C.D.’s paintings predictably appeared on the mantel in the dining room: first the watercolors that were each done in a single sitting, and then later the oils that took days to complete—one of the bend in the river behind the cabin at first light, the other of the fishy pool under a decrepit wooden bridge farther downstream, where I never did manage to hook a trout. The sunrise felt serene while mercifully falling short of being inspirational, and the bridge—my favorite of the two—had an understated brooding quality, but don’t ask me how either effect was achieved. Presumably fishermen could later be added to any of these, but as they stood they were entirely realized unpeopled landscapes that I won’t try to further describe in print except to say that the same friend who pointed out C.D.’s resemblance to Clark Kent called him “a sporting man’s Monet.”

The few times I’ve asked, C.D. has explained to me in detail what he’s doing in terms of the relative values of colors, how diminishing detail is used to suggest receding space, or how the intricacies of composition keep your eye within the frame. I understood the techniques, but not how they rose above being exercises in craft to become works of art. We’ve also talked about our respective work habits, which in his case seem to be composed of roughly equal parts compulsion, self-indulgence, and good old American work ethic. But on a couple of trips where we’ve traveled, fished, and roomed together, I’ve never heard him say anything the least bit lofty or philosophical about art. Like other artists I’ve talked to—not to mention actors, musicians, writers, and many fishermen—C.D. seems to have long since left considerations of why behind and is now entirely engrossed in how. He simply does the work, puts it away, and then goes fishing.

But the one thing C.D. is adamant about is the efficacy of plein air painting: working outside, on-site, with natural light shining on actual objects. He doesn’t see how you could get it right any other way, and when he puts it like that he’s entirely convincing, but of course others do it differently. One of my favorite paintings, by my friend Bob White, was done in his studio several years ago based on a series of photos I sent him of a place he’s never been. The scene is of C.D. himself painting in the rain on a remote river in Labrador under the shelter of a plastic tarp, which Bob wisely changed from its original toxic-waste green to brown.

Sentiment keeps me from being an objective critic here. I’m too enamored with the idea of one artist I like working in a studio in Minnesota depicting another artist I like working out in the weather in northeast Canada with little old me and my waterproof digital camera as the go-between. Still, I’ll go out on a limb and say process is crucial to the individual artist, as it should be, but in the grand scheme it doesn’t matter how you did it as long as you got it right.
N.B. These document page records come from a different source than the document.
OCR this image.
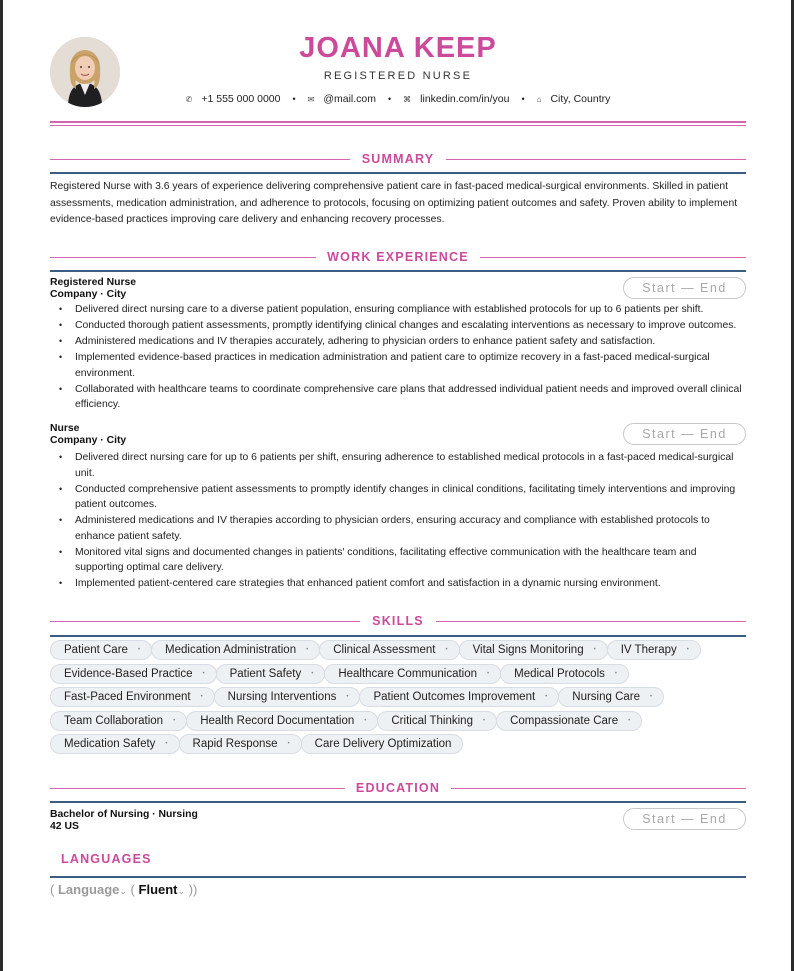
JOANA KEEP
REGISTERED NURSE
✆ +1 555 000 0000 • ✉ @mail.com • ⌘ linkedin.com/in/you • ⌂ City, Country
SUMMARY
Registered Nurse with 3.6 years of experience delivering comprehensive patient care in fast-paced medical-surgical environments. Skilled in patient assessments, medication administration, and adherence to protocols, focusing on optimizing patient outcomes and safety. Proven ability to implement evidence-based practices improving care delivery and enhancing recovery processes.
WORK EXPERIENCE
Registered Nurse
Company · City	Start — End
• Delivered direct nursing care to a diverse patient population, ensuring compliance with established protocols for up to 6 patients per shift.
• Conducted thorough patient assessments, promptly identifying clinical changes and escalating interventions as necessary to improve outcomes.
• Administered medications and IV therapies accurately, adhering to physician orders to enhance patient safety and satisfaction.
• Implemented evidence-based practices in medication administration and patient care to optimize recovery in a fast-paced medical-surgical environment.
• Collaborated with healthcare teams to coordinate comprehensive care plans that addressed individual patient needs and improved overall clinical efficiency.
Nurse
Company · City	Start — End
• Delivered direct nursing care for up to 6 patients per shift, ensuring adherence to established medical protocols in a fast-paced medical-surgical unit.
• Conducted comprehensive patient assessments to promptly identify changes in clinical conditions, facilitating timely interventions and improving patient outcomes.
• Administered medications and IV therapies according to physician orders, ensuring accuracy and compliance with established protocols to enhance patient safety.
• Monitored vital signs and documented changes in patients' conditions, facilitating effective communication with the healthcare team and supporting optimal care delivery.
• Implemented patient-centered care strategies that enhanced patient comfort and satisfaction in a dynamic nursing environment.
SKILLS
Patient Care • Medication Administration • Clinical Assessment • Vital Signs Monitoring • IV Therapy •
Evidence-Based Practice • Patient Safety • Healthcare Communication • Medical Protocols •
Fast-Paced Environment • Nursing Interventions • Patient Outcomes Improvement • Nursing Care •
Team Collaboration • Health Record Documentation • Critical Thinking • Compassionate Care •
Medication Safety • Rapid Response • Care Delivery Optimization
EDUCATION
Bachelor of Nursing · Nursing
42 US
Start — End
LANGUAGES
( Language⌄ ( Fluent⌄ ))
The funeral back in Missouri went as expected. There was the short, vaguely religious service; the church basement lunch of midwestern comfort food, with all of us looking slightly uncomfortable in clothes we otherwise never wear; the often repeated family stories that change a little with each retelling; and the predictable examples of small-town wisdom, as when a cousin said, “Burying your mother is no fun, but at least it’s a chore you only have to do once.”

And then someone put a hand on my shoulder and asked, “So, where are you going fishing next?”